Here's the question you clicked on:
zfleenor
(dy/dx) = (y-4)^2
\[(dy/dx) = (y - 4)^{2}\]
The problem can be written in the form x + f(y) = C
you're solving for the integral right?
like in the form x + f(y) = C
Try separating variables:\[\frac{ dy }{ dx }=(y-4)^2 \rightarrow \frac{ dy }{ (y-4)^2 }=dx \]\[\int\limits_{}^{}\frac{ dy }{ (y-4)^2 }=\int\limits_{}^{}dx +C\]\[-\frac{ 1}{ y-4 }=x+C\]Solve for y:\[\frac{ 1 }{ y-4 }=C-x\]\[y-4=\frac{ 1 }{ C-x }\]\[y=\frac{ 1 }{ C-x }+4\]Where C is a real constant.

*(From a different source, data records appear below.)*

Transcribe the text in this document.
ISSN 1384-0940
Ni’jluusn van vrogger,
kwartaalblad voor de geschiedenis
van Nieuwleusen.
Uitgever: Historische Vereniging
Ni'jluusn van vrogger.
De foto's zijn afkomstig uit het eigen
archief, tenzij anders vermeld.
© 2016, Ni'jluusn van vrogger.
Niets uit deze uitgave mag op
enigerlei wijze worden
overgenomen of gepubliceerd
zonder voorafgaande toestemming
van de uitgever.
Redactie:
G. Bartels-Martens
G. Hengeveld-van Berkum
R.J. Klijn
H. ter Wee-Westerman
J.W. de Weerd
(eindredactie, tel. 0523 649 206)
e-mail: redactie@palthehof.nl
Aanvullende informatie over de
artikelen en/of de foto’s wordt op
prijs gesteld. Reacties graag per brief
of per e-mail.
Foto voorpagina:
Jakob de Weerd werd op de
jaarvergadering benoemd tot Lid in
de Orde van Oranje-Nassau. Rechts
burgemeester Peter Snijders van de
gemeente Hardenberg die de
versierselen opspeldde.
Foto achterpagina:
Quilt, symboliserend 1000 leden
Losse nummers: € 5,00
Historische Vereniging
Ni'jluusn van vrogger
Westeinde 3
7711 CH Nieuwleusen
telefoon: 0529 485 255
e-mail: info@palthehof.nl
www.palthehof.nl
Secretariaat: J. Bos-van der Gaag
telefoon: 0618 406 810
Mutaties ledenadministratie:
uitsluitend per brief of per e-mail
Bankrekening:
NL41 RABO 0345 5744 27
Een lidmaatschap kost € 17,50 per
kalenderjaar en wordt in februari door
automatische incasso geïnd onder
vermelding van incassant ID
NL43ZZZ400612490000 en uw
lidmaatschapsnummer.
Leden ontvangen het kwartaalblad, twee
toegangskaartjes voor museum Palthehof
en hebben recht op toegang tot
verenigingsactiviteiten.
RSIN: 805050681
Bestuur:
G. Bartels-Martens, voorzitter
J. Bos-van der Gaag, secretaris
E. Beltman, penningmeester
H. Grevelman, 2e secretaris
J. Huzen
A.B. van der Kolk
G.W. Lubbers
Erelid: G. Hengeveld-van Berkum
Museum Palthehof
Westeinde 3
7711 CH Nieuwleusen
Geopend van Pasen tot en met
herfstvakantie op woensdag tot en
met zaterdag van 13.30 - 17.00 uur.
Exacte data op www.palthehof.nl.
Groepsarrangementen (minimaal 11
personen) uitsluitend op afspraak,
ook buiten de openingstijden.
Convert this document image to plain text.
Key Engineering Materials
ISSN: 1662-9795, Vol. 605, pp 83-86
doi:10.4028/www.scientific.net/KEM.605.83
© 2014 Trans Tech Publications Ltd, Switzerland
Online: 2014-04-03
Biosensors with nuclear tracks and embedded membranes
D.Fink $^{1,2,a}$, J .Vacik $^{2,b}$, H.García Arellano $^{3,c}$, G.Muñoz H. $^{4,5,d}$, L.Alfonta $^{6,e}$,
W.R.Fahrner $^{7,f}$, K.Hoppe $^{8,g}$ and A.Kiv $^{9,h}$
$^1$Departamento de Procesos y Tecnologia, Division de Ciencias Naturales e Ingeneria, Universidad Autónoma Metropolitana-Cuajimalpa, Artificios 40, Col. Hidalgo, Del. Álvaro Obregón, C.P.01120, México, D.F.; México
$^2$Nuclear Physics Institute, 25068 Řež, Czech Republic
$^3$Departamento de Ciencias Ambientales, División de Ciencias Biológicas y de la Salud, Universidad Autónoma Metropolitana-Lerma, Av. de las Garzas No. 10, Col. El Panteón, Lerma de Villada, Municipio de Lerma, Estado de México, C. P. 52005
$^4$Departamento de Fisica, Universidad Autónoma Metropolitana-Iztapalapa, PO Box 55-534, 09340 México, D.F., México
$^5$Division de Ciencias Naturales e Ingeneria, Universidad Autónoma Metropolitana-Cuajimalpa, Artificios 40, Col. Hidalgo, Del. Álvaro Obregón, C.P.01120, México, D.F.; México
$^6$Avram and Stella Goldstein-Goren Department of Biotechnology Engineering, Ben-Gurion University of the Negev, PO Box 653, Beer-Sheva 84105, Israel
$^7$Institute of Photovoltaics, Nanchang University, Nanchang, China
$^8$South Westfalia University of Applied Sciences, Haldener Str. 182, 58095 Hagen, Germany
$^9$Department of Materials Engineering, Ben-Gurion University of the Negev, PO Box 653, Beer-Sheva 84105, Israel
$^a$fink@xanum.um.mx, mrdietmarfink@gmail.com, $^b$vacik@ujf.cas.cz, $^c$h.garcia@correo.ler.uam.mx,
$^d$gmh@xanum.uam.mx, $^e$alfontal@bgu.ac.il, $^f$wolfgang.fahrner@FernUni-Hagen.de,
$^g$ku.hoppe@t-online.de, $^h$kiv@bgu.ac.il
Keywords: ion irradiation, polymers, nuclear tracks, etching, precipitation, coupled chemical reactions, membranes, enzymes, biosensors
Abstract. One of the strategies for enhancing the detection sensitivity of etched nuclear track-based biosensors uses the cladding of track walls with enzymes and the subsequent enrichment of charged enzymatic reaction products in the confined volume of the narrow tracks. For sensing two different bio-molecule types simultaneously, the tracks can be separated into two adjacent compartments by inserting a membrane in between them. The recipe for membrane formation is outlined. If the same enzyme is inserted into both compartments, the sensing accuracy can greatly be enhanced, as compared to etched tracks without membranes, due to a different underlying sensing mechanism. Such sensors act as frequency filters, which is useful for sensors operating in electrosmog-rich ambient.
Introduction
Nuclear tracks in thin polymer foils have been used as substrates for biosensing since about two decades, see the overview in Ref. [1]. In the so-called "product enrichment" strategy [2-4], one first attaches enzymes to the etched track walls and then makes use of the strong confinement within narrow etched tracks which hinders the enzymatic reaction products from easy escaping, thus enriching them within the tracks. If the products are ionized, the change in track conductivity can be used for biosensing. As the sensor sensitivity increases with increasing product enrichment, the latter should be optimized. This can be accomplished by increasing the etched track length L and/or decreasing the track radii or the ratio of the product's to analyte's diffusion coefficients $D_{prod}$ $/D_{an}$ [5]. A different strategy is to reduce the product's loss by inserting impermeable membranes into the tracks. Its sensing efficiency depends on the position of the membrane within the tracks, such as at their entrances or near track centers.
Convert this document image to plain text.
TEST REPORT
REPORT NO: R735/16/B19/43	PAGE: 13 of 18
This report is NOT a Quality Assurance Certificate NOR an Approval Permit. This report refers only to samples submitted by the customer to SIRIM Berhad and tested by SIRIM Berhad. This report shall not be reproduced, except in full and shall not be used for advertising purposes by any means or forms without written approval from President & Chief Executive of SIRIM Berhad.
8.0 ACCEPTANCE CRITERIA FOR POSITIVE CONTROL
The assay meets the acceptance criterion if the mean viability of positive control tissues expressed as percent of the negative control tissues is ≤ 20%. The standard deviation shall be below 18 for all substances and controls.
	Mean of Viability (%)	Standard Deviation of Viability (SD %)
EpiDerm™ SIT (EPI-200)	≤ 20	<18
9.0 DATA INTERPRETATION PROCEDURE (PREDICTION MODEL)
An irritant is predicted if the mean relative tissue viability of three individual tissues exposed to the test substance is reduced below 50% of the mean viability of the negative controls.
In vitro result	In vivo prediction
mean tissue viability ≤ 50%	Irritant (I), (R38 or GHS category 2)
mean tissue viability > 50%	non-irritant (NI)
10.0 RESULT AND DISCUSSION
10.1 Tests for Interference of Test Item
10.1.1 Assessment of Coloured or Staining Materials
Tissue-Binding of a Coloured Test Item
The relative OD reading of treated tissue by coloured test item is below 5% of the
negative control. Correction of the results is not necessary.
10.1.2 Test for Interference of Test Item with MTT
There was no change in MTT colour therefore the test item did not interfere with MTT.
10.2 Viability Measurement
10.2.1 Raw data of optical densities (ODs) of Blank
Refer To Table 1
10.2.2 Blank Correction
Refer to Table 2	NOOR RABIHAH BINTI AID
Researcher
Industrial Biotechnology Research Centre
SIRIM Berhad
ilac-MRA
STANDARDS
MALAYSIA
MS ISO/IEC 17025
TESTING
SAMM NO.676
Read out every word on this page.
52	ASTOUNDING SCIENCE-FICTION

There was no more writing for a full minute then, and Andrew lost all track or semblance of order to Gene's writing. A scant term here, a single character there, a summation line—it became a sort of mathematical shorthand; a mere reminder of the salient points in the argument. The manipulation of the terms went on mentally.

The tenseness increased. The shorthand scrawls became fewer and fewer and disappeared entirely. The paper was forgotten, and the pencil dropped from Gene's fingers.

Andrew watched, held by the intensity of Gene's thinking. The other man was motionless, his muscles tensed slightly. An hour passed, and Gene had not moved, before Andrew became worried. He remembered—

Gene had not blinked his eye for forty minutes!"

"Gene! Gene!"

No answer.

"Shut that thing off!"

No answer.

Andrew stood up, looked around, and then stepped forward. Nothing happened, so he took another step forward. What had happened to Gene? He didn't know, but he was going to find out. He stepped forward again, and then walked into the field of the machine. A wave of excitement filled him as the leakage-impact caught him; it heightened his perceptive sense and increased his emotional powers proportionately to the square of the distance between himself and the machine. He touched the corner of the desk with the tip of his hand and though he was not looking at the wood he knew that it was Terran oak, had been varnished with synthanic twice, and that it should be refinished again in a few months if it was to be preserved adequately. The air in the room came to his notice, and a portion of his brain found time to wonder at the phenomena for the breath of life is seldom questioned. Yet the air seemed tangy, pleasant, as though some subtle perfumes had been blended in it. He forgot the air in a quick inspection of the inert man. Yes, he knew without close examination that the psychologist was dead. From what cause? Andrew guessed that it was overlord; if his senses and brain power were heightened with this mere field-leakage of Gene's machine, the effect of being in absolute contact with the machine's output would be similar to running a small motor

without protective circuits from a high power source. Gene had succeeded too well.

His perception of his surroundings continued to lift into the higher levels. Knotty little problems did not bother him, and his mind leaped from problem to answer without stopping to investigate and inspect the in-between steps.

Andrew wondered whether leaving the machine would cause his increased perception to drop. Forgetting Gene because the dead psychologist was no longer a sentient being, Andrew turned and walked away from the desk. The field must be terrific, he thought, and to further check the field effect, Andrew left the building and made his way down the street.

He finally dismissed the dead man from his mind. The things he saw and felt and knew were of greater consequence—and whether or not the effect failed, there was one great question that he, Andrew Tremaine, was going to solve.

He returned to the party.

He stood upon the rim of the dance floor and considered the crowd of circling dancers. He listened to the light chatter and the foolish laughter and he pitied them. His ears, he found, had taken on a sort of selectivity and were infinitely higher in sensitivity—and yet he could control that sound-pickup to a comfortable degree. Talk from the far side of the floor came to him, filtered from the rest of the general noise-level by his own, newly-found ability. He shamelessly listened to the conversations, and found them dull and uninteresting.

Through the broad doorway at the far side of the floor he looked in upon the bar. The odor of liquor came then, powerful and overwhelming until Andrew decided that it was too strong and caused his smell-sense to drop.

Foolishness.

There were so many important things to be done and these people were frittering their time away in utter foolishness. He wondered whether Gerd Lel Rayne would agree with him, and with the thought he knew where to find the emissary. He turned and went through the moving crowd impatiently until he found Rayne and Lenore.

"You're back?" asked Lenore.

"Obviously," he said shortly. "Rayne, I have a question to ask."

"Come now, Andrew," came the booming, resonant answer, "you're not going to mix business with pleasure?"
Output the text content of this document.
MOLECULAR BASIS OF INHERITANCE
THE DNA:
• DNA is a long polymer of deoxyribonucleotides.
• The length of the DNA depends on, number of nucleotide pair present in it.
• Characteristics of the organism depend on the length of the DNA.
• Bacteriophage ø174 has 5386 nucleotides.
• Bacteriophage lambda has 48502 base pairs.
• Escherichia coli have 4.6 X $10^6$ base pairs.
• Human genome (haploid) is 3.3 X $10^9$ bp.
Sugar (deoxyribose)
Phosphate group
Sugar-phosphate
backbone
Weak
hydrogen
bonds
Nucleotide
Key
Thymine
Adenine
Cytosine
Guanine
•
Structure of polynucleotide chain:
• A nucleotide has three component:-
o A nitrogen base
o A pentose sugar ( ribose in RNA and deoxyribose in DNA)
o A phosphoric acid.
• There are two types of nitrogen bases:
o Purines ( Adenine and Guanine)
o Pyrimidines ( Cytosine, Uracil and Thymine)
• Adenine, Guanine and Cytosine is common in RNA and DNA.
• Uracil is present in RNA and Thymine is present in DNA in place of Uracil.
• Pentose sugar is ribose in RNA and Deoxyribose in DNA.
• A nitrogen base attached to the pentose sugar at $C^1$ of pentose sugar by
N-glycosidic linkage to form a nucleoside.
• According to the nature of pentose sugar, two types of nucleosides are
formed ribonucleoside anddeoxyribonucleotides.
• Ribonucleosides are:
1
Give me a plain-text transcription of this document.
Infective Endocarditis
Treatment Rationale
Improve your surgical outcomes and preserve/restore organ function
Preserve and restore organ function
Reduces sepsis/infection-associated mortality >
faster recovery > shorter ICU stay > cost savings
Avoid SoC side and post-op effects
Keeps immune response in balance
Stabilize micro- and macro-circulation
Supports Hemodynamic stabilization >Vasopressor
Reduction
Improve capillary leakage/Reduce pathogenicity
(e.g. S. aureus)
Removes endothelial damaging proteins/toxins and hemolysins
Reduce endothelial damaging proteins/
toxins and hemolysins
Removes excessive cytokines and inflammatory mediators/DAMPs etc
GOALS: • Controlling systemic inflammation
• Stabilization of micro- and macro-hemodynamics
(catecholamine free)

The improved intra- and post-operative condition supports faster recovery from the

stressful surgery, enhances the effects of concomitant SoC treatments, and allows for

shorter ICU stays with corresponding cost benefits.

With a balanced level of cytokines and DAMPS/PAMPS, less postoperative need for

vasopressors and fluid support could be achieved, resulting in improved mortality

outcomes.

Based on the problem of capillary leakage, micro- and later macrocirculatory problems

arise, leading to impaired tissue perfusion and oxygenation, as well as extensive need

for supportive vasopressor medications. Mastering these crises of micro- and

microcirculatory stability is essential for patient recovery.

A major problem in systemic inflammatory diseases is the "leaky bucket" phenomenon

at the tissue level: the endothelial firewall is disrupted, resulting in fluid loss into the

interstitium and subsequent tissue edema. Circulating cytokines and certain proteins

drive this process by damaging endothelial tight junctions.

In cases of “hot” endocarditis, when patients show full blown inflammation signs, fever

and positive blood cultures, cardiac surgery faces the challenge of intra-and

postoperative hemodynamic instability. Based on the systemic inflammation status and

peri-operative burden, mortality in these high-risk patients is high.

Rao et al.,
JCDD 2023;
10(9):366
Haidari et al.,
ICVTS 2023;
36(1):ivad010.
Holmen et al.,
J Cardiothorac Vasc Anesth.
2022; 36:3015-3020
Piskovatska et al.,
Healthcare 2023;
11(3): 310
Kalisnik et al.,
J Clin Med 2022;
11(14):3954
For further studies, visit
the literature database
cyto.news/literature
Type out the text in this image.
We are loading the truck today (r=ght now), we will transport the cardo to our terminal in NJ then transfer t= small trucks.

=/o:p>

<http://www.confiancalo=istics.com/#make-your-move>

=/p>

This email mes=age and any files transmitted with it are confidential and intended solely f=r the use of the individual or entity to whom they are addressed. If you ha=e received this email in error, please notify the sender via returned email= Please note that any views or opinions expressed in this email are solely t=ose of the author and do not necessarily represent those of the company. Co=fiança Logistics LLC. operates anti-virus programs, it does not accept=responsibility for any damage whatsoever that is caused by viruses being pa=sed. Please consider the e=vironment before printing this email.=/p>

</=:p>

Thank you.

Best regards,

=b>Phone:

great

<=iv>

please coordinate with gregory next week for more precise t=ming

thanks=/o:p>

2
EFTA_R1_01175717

If you really want to rewrite it as \[x+f(y)=C\]in my calculation above, just before "solve for y" you could also write it as:\[x+-\frac{ 1 }{ y-4 }=C\]This means:\[f(y)=-\frac{ 1 }{ y-4 }\] In my view this is not an answer yet, because it is possible to get y as function of x, as you can see in the end of my calculation.